Disambung perempuan di sebelahnya. “Cinta semakin geram, dia mulai merencanakan niat jahat untuk melenyapkan Anastasya.” Mita kembali duduk.
“Rencana pertama gagal, namun, rencana kedua dia berhasil membuat Anastasya meninggal dengan menabraknya,” sambung Thalia.
Jantung Ashilla mencelus, dia menoleh menatap Iyash. “Kok meninggal?” tanyanya pada Iyash pelan. Iyash lekas mengedikkan bahu.
“Rangga menangis, dia benar-benar sedih karena kehilangan cinta pertamanya dan bersumpah akan menemukan orang yang membunuh Anastasya,” sambung pria yang duduk di sebelah Ashilla.
Beberapa detik Ashilla mengedarkan pandangan pada semua orang yang menatap ke arahnya, perlahan kemudian dia bangkit seraya menarik napas. Awalnya dia ragu untuk mengatakan ini, namun melihat semua orang memintanya untuk segera mengakhiri cerita tersebut, akhirnya terpaksa dia katakan, “Rangga bukan pendendam.” Ashilla memberi jeda sembari menggaruk tengkuk lehernya, dia kemudian menarik napas.

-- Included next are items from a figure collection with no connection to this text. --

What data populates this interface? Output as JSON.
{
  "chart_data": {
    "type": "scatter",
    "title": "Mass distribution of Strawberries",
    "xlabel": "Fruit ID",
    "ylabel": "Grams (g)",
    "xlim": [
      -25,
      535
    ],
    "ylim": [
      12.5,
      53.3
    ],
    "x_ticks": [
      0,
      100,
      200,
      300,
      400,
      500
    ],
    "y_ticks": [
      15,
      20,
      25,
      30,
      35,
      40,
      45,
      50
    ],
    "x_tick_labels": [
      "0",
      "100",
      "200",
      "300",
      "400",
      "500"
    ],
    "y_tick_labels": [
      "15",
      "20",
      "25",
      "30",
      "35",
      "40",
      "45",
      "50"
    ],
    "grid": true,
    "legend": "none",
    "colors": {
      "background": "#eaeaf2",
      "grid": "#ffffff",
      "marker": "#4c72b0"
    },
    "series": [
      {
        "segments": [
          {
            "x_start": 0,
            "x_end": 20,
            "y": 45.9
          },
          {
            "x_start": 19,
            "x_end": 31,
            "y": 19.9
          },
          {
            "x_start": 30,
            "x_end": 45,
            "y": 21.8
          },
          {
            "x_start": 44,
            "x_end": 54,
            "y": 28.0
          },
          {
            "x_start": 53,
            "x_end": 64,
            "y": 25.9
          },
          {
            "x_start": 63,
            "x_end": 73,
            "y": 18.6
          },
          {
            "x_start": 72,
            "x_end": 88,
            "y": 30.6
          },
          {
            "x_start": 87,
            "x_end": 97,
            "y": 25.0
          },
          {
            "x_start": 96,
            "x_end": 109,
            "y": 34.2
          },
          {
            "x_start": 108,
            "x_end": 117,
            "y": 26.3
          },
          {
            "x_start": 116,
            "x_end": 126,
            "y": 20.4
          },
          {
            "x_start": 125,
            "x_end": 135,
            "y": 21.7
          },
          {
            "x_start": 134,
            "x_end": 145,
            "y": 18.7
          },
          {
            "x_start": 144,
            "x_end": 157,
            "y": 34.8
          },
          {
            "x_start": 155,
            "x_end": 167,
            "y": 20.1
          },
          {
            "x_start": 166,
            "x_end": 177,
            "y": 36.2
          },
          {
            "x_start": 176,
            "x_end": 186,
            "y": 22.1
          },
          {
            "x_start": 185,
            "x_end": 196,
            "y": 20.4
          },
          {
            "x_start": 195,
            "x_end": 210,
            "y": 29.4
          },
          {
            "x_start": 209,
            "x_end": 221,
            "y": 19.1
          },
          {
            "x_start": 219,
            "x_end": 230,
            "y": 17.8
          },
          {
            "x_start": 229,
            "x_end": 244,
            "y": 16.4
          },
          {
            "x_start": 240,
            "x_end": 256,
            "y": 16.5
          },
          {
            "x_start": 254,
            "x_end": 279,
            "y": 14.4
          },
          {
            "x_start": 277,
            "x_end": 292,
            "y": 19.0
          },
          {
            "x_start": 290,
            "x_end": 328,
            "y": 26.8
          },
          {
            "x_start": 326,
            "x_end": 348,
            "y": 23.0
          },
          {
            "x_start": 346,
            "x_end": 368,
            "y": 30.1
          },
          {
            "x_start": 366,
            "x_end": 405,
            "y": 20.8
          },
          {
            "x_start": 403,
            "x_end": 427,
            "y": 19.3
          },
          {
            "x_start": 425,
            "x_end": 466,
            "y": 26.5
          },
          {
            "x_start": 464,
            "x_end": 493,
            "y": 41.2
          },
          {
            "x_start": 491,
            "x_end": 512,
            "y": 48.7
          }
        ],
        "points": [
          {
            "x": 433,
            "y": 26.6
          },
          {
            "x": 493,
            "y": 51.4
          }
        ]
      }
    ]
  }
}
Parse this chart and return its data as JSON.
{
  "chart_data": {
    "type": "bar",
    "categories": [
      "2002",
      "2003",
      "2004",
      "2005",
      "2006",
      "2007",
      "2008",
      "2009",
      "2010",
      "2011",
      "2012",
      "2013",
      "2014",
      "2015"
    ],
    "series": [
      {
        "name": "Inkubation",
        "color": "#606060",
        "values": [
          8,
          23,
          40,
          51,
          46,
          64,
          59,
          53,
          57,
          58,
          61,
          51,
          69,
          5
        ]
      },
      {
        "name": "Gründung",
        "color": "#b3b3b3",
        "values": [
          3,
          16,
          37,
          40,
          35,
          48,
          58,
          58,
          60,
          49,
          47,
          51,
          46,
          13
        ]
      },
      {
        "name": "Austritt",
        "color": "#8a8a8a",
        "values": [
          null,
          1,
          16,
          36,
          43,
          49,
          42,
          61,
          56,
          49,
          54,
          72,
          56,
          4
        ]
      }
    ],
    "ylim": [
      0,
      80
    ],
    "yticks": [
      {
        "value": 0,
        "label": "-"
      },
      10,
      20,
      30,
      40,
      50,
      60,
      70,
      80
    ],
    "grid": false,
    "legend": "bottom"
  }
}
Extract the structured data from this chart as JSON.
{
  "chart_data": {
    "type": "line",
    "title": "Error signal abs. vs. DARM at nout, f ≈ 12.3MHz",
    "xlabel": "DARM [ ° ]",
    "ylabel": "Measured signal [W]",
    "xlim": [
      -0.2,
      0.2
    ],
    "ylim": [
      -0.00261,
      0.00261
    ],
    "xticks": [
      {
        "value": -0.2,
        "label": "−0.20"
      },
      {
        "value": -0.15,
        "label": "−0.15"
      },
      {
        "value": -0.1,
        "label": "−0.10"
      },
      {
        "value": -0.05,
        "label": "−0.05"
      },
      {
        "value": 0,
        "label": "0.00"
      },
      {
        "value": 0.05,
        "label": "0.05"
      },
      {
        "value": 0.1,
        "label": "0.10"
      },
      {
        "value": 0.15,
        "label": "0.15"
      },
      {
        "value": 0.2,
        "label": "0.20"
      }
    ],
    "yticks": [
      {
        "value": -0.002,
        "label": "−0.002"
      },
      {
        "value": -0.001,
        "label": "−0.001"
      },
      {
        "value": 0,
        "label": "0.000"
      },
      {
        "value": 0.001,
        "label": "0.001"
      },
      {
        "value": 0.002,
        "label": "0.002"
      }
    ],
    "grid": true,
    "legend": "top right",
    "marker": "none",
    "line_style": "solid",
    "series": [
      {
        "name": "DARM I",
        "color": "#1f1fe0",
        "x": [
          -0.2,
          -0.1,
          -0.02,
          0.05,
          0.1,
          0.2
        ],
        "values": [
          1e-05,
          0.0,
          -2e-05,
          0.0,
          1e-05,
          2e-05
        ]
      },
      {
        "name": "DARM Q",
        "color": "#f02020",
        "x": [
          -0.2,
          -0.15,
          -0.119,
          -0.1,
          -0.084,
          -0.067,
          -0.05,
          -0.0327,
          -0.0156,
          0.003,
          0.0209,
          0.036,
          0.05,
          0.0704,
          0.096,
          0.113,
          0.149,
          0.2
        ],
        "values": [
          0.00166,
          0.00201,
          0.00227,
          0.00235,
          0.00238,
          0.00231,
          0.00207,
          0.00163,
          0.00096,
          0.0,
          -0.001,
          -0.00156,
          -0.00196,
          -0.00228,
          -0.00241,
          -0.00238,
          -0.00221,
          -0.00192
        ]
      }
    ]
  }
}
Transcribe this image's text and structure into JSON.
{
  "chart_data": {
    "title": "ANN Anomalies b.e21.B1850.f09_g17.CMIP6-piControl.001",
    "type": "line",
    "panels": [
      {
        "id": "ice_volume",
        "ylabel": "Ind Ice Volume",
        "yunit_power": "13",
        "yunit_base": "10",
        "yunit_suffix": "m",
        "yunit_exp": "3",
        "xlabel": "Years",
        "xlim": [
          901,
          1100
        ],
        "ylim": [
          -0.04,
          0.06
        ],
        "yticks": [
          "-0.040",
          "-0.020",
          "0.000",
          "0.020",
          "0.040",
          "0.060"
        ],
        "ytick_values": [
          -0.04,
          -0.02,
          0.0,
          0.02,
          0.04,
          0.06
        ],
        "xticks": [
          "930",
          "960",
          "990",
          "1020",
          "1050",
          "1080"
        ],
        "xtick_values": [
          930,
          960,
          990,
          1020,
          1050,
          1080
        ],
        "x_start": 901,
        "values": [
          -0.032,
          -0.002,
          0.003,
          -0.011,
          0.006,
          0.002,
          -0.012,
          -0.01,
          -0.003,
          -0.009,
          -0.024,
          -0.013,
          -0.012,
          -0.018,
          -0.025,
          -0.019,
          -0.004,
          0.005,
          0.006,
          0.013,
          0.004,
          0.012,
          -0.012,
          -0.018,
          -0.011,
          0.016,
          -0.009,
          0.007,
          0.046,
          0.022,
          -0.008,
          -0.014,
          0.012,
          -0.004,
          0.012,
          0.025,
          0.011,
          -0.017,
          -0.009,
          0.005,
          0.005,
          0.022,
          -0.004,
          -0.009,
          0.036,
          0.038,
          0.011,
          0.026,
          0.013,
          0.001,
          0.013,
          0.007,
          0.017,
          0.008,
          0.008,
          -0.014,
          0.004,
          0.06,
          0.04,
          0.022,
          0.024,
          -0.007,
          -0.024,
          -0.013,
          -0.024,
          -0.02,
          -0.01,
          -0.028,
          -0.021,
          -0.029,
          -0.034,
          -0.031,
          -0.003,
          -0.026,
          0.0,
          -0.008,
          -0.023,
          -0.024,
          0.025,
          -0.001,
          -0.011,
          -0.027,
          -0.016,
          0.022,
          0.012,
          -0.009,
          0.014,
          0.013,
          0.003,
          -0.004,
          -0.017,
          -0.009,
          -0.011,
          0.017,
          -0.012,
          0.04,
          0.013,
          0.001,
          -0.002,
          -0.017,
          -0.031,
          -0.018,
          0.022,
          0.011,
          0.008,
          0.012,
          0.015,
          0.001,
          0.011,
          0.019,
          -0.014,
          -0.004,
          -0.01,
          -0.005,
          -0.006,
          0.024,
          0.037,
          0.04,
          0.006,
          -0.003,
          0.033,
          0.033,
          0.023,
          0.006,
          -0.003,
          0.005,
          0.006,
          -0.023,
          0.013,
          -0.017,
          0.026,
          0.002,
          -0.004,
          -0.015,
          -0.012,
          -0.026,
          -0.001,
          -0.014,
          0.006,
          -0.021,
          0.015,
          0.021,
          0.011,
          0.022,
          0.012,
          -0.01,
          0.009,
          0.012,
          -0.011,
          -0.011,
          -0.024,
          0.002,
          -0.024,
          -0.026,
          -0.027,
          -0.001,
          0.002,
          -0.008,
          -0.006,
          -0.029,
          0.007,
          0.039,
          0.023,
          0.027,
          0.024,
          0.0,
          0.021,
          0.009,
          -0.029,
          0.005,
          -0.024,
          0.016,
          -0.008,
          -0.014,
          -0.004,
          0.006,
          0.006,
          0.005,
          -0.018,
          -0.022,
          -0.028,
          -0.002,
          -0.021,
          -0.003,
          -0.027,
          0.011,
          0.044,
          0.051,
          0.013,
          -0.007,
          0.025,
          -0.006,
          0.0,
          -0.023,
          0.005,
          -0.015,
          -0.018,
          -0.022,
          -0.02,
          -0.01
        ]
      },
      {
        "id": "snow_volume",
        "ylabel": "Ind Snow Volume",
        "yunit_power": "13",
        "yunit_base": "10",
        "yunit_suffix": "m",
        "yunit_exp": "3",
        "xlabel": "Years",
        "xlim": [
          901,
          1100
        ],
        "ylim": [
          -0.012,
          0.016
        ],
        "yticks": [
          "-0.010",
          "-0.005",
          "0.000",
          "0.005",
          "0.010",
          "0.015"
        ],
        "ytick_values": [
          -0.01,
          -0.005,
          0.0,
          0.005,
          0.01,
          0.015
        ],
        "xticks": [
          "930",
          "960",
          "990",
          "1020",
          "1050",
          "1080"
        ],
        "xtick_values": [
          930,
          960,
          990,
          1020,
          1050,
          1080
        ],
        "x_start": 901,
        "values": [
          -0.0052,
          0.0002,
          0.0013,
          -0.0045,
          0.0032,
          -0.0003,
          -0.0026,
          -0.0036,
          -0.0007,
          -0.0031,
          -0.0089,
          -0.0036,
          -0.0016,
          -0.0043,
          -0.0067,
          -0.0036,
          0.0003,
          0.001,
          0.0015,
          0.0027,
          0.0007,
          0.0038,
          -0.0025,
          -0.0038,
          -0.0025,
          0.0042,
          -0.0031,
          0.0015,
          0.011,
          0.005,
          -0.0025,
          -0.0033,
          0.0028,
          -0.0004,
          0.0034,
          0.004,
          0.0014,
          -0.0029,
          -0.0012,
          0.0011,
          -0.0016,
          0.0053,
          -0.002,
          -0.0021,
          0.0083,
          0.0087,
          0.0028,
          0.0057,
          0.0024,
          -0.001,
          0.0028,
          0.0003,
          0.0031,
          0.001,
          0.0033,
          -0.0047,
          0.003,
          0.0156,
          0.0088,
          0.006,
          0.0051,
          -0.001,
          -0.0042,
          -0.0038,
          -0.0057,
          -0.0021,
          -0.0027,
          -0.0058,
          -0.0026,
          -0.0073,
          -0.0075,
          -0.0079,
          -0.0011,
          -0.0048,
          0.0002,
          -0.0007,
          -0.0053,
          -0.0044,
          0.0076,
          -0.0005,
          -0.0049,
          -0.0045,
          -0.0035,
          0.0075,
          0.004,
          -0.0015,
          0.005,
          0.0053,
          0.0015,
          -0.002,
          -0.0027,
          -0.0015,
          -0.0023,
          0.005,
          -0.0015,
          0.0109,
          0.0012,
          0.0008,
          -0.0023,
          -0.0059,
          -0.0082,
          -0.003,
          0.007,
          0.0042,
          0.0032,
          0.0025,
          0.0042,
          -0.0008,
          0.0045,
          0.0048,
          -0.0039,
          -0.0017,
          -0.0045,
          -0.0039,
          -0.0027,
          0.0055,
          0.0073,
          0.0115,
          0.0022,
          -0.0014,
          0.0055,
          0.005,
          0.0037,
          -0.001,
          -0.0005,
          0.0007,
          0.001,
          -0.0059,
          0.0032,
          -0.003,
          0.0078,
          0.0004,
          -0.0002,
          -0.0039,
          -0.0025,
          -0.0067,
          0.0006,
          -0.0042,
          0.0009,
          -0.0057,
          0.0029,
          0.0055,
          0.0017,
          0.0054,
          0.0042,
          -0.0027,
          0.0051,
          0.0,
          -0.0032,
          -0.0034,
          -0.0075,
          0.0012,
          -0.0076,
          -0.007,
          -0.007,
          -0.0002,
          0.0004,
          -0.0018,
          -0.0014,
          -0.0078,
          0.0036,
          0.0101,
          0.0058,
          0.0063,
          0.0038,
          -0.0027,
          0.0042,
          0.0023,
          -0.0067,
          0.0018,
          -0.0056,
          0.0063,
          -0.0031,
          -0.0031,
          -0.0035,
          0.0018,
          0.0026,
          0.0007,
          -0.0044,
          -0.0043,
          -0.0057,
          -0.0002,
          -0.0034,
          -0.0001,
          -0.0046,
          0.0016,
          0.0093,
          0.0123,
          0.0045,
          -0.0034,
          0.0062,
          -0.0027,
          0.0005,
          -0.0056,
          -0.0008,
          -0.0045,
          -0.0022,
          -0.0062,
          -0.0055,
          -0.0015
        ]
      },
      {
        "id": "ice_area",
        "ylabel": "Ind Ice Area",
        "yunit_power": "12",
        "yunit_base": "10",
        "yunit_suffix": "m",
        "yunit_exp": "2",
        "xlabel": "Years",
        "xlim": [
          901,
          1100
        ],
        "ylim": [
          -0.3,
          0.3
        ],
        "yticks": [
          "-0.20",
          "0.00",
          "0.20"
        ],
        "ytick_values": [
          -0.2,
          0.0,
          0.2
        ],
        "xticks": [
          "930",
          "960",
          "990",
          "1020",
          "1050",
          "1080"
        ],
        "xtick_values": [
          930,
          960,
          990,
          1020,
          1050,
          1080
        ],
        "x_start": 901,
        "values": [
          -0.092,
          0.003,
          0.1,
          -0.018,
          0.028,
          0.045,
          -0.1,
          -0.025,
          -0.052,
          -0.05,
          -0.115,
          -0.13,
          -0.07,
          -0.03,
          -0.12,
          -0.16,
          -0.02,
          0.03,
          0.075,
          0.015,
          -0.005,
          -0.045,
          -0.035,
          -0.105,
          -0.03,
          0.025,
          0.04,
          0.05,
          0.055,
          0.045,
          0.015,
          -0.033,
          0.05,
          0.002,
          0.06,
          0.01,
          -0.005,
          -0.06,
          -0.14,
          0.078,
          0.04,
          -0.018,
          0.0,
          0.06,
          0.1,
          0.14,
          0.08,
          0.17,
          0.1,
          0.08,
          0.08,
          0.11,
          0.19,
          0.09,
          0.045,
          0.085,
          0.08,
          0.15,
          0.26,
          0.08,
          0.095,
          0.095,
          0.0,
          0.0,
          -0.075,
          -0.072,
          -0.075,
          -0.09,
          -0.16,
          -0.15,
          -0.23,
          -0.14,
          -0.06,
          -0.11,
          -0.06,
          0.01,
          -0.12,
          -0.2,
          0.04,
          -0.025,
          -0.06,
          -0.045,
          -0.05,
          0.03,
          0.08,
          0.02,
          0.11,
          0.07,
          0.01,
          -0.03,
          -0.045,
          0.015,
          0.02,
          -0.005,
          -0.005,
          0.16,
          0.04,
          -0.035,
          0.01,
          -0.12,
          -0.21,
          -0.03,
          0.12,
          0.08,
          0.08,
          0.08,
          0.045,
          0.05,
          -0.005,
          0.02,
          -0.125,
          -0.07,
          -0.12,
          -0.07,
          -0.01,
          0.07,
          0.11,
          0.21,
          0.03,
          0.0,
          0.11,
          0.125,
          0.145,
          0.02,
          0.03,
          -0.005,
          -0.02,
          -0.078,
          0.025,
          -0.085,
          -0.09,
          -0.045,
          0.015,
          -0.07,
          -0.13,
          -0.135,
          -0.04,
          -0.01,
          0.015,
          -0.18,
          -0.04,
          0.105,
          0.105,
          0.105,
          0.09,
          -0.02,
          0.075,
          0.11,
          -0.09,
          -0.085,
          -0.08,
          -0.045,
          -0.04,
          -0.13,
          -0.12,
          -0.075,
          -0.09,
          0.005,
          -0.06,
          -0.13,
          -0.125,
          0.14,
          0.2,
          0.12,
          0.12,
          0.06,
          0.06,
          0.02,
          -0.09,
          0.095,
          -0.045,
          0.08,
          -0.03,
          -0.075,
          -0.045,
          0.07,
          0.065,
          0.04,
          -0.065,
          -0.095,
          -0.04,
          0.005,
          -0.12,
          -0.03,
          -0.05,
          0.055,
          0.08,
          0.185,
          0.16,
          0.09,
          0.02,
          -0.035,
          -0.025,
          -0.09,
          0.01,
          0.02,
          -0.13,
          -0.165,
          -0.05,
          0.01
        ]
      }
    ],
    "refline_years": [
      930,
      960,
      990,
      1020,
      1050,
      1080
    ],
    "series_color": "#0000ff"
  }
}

“Rangga adalah pria baik yang kehilangan kompas hidupnya. Ayahnya Anastasya datang dan meminta maaf pada Rangga.” Perlahan Ashilla larut dengan cerita tersebut, hingga tak sengaja air mata jatuh melintas di kedua pipinya. “Dia memberikan buku diary milik Anastasya untuk Rangga.” Ashilla menyeka pipi basahnya.
“Di buku itu Anastasya menulis, kalau Rangga harus tetap bahagia, meski tanpa dirinya.” Ashilla kembali menambahkan, “Anastasya memang sudah tidak ada, namun, dia tetap hidup dihati Rangga.”
Ashilla kembali duduk dan dia mendapat tepuk tangan dari Angkasa.
“Bagus,” kata Angkasa.
Adisty menatap sinis ke arah mereka. “Sad ending.” Wanita itu lalu bertepuk tangan. “Tepuk tangan dong ceritanya bagus. “Kisah cinta yang tidak hanya terhalang restu ayah tapi juga tidak direstui alam semesta.” Dia lalu menatap Iyash. “Tragis,” sambungnya sinis.